Simulation-based assessment of the performance of hierarchical abundance estimators for camera trap surveys

The need for knowledge about abundance to guide conservation and management strategies in combination with low detectability of many species has led to a widespread use in ecology and management of a range of hierarchical models (HMs) for abundance. These models also appear like good candidates for inference about local abundance in nature reserves studied by camera traps. However, the best choice among these models is unclear, particularly how they perform in the face of several complicating features of realistic populations that include: (i) movements relative to sites, (ii) multiple detections of unmarked individuals within a single survey, and (iii) low probabilities of detection.

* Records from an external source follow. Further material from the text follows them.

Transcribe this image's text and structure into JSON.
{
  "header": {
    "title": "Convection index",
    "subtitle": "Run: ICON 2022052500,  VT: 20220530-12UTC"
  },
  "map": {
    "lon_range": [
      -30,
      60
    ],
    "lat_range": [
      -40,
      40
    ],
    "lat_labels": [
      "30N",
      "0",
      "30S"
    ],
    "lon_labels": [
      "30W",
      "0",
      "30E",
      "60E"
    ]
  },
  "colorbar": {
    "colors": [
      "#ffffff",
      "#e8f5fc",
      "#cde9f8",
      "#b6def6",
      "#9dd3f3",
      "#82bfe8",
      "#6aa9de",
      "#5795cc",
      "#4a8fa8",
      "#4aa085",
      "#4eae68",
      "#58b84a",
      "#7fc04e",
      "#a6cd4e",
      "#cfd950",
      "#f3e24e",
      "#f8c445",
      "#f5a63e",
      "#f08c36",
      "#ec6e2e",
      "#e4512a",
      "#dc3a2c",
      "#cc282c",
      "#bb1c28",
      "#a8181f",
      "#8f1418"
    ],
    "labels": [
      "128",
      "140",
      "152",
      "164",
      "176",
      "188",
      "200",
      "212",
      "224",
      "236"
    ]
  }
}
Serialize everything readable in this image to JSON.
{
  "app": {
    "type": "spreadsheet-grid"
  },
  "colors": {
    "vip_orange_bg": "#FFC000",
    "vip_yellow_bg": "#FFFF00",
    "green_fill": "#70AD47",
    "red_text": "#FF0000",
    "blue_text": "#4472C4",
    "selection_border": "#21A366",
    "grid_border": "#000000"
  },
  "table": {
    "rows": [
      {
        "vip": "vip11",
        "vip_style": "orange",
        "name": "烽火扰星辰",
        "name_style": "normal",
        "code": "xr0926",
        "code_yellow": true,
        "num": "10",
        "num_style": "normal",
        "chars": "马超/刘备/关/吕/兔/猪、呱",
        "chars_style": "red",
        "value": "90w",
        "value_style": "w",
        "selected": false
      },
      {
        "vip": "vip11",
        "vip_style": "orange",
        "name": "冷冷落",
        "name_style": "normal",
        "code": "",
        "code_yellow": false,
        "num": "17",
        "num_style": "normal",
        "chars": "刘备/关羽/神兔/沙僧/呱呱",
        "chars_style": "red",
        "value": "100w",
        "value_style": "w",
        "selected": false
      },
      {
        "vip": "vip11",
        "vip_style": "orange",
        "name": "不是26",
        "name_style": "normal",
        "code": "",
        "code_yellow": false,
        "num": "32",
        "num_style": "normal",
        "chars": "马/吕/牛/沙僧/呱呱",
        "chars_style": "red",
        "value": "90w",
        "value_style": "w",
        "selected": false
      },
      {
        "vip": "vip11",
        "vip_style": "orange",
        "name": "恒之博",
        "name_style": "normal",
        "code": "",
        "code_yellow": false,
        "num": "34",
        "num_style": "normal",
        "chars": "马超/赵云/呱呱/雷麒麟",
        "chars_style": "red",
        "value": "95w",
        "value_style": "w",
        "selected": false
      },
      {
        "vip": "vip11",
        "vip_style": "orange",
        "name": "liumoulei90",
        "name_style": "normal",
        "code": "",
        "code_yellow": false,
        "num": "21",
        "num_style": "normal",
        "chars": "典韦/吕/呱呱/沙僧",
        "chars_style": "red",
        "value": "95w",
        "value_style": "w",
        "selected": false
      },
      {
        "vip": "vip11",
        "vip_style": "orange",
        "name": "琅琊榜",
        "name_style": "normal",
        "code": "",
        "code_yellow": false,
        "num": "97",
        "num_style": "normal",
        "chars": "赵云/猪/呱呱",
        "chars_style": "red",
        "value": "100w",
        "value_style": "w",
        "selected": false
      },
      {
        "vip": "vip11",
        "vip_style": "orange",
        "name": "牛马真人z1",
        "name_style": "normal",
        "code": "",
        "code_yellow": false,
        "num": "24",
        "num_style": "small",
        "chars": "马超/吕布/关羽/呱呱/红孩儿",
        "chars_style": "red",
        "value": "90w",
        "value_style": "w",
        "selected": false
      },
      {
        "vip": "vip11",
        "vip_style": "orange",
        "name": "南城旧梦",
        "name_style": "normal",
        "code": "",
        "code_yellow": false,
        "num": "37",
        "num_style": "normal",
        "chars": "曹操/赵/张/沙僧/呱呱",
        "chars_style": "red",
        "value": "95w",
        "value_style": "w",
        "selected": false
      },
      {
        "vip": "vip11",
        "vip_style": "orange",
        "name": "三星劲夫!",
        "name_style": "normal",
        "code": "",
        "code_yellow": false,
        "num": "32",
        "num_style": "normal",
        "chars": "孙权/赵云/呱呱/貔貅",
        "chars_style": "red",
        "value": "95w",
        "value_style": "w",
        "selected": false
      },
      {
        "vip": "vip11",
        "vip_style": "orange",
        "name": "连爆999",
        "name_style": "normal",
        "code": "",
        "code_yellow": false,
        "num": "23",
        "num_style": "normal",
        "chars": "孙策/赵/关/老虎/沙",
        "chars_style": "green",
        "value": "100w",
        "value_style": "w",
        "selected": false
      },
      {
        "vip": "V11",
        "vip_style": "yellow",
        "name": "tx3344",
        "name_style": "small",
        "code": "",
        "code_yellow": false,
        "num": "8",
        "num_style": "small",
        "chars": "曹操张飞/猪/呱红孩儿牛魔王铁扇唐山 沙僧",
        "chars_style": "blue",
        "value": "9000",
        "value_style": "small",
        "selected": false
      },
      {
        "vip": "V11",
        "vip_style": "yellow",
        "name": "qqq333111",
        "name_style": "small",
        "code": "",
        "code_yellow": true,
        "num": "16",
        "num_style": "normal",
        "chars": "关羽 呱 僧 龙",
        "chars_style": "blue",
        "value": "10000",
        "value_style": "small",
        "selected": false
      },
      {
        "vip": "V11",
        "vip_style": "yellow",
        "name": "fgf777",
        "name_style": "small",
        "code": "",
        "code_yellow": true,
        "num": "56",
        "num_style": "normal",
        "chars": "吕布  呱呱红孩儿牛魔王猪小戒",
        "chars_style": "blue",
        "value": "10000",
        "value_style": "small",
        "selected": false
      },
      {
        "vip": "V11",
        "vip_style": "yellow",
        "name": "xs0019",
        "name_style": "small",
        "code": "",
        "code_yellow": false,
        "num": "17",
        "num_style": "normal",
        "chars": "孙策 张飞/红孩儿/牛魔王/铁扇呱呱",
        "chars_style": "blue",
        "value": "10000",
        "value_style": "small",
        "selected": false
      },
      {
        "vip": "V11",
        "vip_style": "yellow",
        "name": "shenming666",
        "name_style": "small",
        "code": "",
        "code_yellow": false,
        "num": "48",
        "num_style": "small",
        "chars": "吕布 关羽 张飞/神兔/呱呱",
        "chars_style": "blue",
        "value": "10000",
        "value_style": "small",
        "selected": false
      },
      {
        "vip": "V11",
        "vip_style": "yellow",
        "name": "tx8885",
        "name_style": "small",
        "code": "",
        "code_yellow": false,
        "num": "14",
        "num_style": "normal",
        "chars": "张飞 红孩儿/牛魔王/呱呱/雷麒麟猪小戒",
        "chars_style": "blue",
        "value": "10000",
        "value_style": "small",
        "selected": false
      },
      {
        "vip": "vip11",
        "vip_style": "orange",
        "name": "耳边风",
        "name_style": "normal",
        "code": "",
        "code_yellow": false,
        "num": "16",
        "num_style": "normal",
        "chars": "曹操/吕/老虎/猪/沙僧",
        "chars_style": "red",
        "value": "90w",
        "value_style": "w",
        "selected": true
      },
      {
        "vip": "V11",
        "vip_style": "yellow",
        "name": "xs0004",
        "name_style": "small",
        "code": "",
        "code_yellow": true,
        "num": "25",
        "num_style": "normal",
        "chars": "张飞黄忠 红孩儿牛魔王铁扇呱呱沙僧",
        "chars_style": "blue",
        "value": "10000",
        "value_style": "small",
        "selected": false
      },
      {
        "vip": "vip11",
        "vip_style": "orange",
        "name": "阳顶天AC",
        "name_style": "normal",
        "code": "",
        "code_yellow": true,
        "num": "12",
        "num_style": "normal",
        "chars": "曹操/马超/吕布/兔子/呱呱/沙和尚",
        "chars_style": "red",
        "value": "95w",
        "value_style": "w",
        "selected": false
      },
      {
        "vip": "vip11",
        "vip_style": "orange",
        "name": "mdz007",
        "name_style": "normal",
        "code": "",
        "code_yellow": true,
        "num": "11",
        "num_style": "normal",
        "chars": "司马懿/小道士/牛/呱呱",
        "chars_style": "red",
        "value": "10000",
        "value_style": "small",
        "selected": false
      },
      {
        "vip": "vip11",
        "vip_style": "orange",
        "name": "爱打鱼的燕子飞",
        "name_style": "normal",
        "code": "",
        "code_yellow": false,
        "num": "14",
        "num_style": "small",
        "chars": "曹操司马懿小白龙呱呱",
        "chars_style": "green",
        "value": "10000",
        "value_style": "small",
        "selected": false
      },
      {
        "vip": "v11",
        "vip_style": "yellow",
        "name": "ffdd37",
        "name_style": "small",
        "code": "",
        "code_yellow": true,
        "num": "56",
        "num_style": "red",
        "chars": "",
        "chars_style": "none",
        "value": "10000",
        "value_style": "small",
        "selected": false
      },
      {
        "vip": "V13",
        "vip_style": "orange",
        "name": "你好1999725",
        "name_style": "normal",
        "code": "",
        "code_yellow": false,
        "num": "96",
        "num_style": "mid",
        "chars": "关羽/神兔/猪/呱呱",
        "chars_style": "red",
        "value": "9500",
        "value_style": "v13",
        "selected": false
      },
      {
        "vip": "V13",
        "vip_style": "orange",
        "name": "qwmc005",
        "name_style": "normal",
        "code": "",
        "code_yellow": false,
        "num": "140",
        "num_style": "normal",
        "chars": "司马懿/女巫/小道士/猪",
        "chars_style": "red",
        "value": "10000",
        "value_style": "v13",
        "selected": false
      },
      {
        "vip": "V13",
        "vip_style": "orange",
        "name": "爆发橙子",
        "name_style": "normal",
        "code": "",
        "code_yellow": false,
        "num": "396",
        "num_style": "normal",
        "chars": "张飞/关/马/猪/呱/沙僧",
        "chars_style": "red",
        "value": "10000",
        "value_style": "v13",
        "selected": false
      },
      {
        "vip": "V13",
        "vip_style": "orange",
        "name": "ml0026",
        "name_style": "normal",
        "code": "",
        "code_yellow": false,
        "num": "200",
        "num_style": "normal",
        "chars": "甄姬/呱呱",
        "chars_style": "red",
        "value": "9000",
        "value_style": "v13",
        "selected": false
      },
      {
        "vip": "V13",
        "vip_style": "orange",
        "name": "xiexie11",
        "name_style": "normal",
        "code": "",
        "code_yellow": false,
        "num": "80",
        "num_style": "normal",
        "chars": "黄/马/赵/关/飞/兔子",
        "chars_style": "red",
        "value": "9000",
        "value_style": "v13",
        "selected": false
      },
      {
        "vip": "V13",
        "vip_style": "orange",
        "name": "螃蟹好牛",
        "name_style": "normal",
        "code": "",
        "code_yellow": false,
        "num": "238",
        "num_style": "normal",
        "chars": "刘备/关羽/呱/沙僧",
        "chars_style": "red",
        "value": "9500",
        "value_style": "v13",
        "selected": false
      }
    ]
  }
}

We conducted a simulation-based comparison of three HMs (Royle-Nichols, binomial Nmixture and Poisson N-mixture model) in the context of small populations of elusive animals in a single study area, where animals cannot be distinguished individually and hence double counting occurs. We generated count data by simulating camera traps monitoring individuals moving according to a Gaussian random walk. Under the simulated scenarios none of the three HMs yielded accurate abundance estimates. Moreover, the performance of each HM depended on the interpretation of abundance. By pooling abundance estimates for trend estimation, each models performance markedly improves. Overall, the Royle-Nichols and Poisson N-mixture models outperform a binomial N-mixture model. This emphasizes the importance of choosing the appropriate HM for the data problem. ### Competing Interest Statement The authors have declared no competing interest.